La propagation de l’épidémie de Covid-19 pourrait coûter jusqu’à 113 milliards de dollars au secteur du transport aérien en 2020 et place le secteur dans une situation « presque sans précédent », a annoncé jeudi l’Association internationale du transport aérien (Iata).
« En un peu plus de deux mois, les perspectives du secteur dans la plupart des régions du monde se sont radicalement assombries », a souligné le directeur général de l’Iata Alexandre de Juniac, dans un communiqué publié à l’issue d’une réunion à Singapour évoquant une situation « presque sans précédent ». « Au moment où les gouvernements réfléchissent à des mesures de relance, le secteur aérien devra être pris en considération pour des baisses d’impôt, de charges, et dans l’allocation de ‘slots’ (ndlr: créneaux d’atterrissage et de décollage). Nous vivons un moment exceptionnel », a-t-il aussi déclaré. L’Iata, qui regroupe 290 compagnies aériennes, a estimé les pertes de chiffre d’affaires des compagnies aériennes pour le transport de passagers entre 63 milliards de dollars -si la propagation du virus est contenue- et 113 milliards si le nouveau coronavirus continue à se répandre.

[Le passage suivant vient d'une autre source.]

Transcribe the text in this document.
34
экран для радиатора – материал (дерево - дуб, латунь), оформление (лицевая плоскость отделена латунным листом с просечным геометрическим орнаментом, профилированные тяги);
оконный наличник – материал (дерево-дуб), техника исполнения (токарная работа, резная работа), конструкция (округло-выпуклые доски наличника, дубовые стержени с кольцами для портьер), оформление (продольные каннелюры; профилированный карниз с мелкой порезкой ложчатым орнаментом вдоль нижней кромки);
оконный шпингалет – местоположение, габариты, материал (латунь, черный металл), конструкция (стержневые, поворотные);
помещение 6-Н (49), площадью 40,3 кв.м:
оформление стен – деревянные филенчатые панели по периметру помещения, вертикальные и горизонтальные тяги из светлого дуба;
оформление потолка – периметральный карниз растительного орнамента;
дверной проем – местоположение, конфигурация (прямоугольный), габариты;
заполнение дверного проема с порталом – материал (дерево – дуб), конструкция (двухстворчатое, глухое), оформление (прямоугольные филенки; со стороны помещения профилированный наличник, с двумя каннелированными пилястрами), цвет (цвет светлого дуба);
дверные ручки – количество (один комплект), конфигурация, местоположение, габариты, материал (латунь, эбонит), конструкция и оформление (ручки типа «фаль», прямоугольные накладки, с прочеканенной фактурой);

Cette estimation ne prend pas en compte les pertes du transport de fret. Le scénario le plus critique représente une baisse de 19% des revenus mondiaux du transport aérien de passagers, un secteur qui a généré l’an dernier 838 milliards de dollars de chiffre d’affaires. « Du point de vue financier, cela serait équivalent à ce qu’a subi le secteur » lors de la dernière crise financière mondiale de 2008-2009, note l’organisation. Le 20 février, l’Iata avait publié une première estimation de 29,3 milliards de dollars de perte de chiffre d’affaires dans un scénario où l’impact était limité aux marchés associés à la Chine. Mais le virus a atteint depuis plus de 80 pays. Selon l’association, la valeur des compagnies aériennes a baissé de près de 25% en Bourse depuis l’émergence du Covid-19, « environ 21% de plus que lors de la crise du Sras (syndrome respiratoire aigu sévère) en 2003 », souligne l’Iata.
Nouveau coup dur
L’épidémie de nouveau coronavirus porte un nouveau coup dur au secteur, fortement affecté après les attentats du 11 septembre 2001 et lors de la crise financière de 2008-2009. Le Sras, à l’origine d’une épidémie meurtrière en 2002-2003, était jusqu’ici l’événement lié à une épidémie ayant eu l’impact le plus fort sur les volumes de trafic. Depuis fin janvier, des dizaines de compagnies aériennes ont suspendu ou réduit leur desserte, dans un premier temps, de la Chine, berceau de l’épidémie, puis de l’Italie alors que le mouvement de baisse de réservations fait tache d’huile atteignant désormais toutes les destinations y compris celles qui sont faiblement touchées. Les réservations aériennes à destination de l’Europe, en provenance des continents américains, asiatiques et africains, se sont effondrées de 79% lors de la dernière semaine de février en raison de l’épidémie de coronavirus, indique jeudi la société spécialisée Forwardkeys.
Mardi, les principales compagnies aériennes européennes réunies à Bruxelles avaient prévenu que la crise ferait des victimes parmi les plus faibles d’entre elles. La compagnie aérienne britannique Flybe a été la première touchée en Europe. Elle a annoncé jeudi qu’elle cessait ses activités, incapable de faire face à la chute du trafic aérien liée à l’épidémie, après avoir déjà échappé à la faillite plusieurs fois depuis un an. Norwegian Air Shuttle a retiré jeudi ses prévisions pour l’année en cours. Après trois années de pertes, la compagnie à bas coûts espérait initialement revenir dans le vert en 2020. Les compagnies aériennes ont déjà annoncé des mesures d’économie avec le gel des embauches, des salaires et promotions, la réduction des dépenses administratives, des congés sans solde, des formations non obligatoires ou encore du chômage technique temporaire. La compagnie aérienne allemande Lufthansa a immobilisé 150 appareils.
Air France de son côté a anticipé les opérations de maintenance d’un certain nombre d’avions et redeployé des vols sur des zones moins exposées comme les Caraïbes, l’Océan indien ou l’Afrique. Seule bonne nouvelle pour l’heure, la baisse des prix du pétrole depuis le début de l’année qui pourrait faire baisser la facture du kérosène, selon l’Iata. Plus de 95 000 personnes dans le monde ont été contaminées par le Covid-19 et 3 200 ont succombé au virus.